Gatnar: z 5,5 proc. inflacji 2,5 proc. to skutek czynników podażowych a 3 proc. to efekt czynników popytowych
„Z 5,5 proc. inflacji, 5 proc. to skutek czynników podażowych a 3 proc. to efekt czynników popytowych. Czynniki popytowe występują, bo mamy ogromny, odłożony popyt, szacowany na 100 mld zł, który obecnie Polacy realizują. Stąd się wzięły wzrosty cen w restauracjach czy w hotelach” – powiedział członek RPP Eugeniusz Gatnar podczas debaty pt. „Budżet państwa i inflacja”, która odbyła się w poniedziałek w czasie Europejskiego Kongresu Gospodarczego w Katowicach.
Członek RPP przyznał, że polityka pieniężna nie wpłynie na wygaśnięcie czynników związanych z cenami energii.
„Ale RPP powinna pokazać, że walczy z inflacją, nawet jeśli nie może jej zbić do 2,5 proc. czy nawet do 3,5 proc. Lipcowa projekcja inflacji jest już nieaktualne, bo odczyty z lipca i sierpnia były wyższe niż wykazywała to lipcowa projekcja inflacji” – powiedział Gatnar.
Dodał, że jest on zwolennikiem podwyżki stóp procentowych o 15 pkt. bazowych, co miałoby znaczenie m.in. dla Polaków, aby uniemożliwić „odkotwiczenie oczekiwań inflacyjnych”.

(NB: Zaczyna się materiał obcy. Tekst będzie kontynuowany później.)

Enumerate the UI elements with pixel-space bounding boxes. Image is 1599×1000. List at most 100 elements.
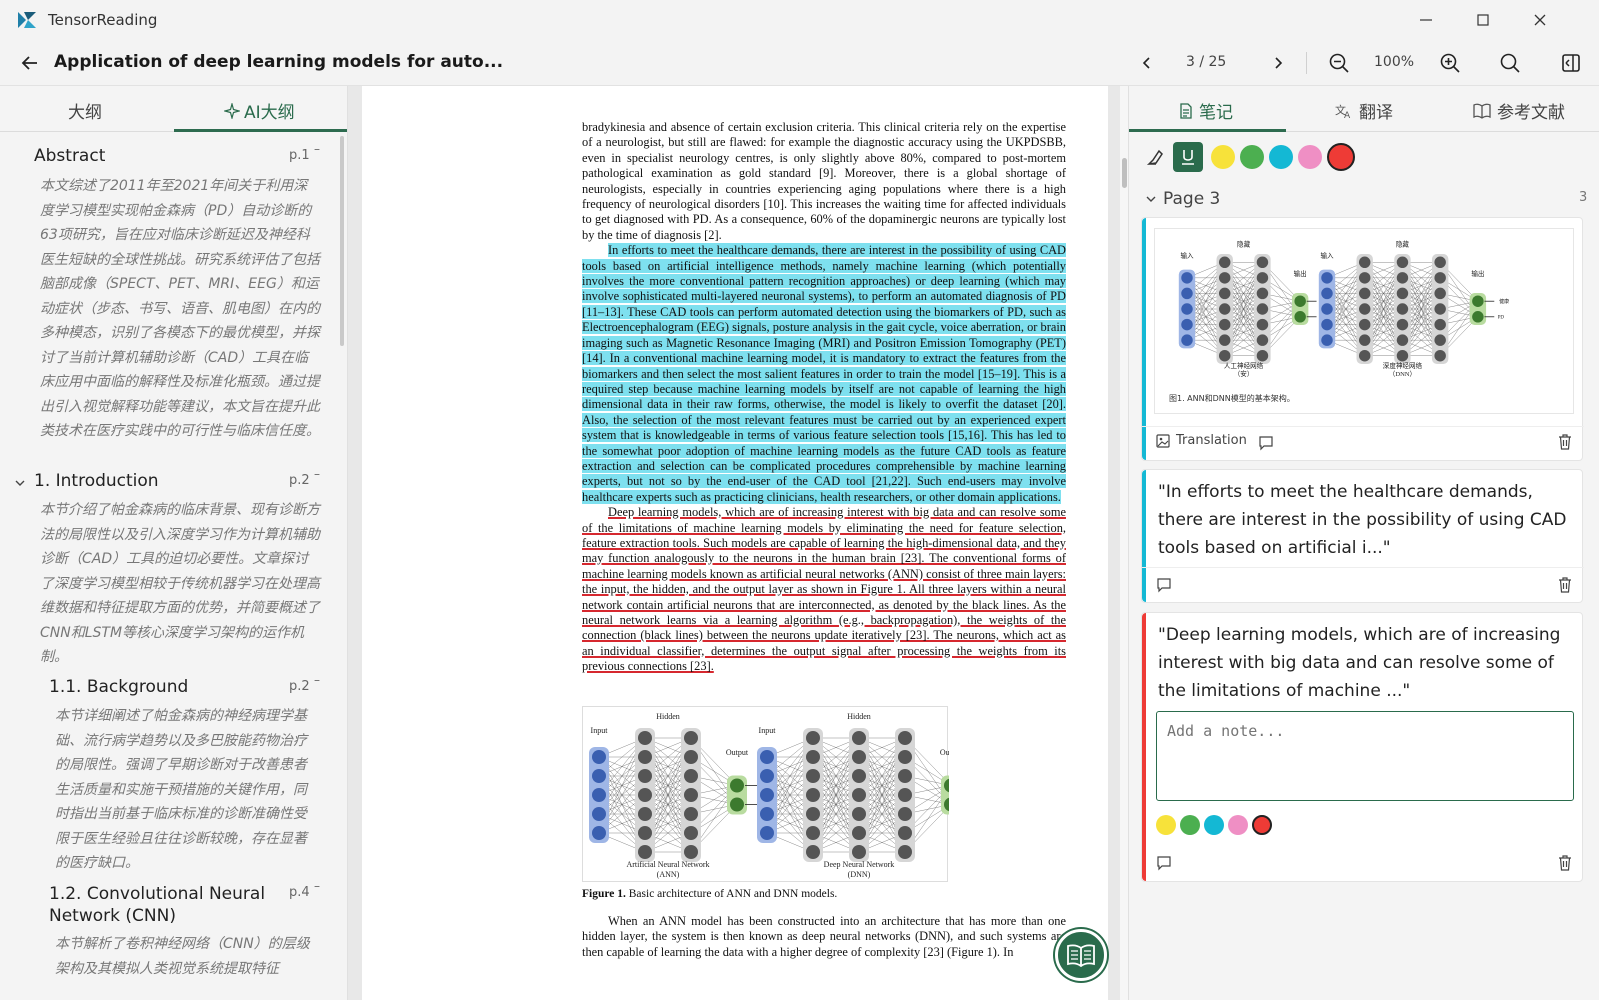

Łukasz Czernicki, główny ekonomista Ministerstwa Finansów, powiedział, że z punktu widzenia makroekonomicznego lepszym scenariuszem jest wyższa inflacja niż deflacja, również z perspektywy budżetu. Dodał także, że według MF polityka fiskalna powinna nadal wspierać gospodarkę. Ocenił, że jest szansa, że UE złagodzi reguły fiskalne.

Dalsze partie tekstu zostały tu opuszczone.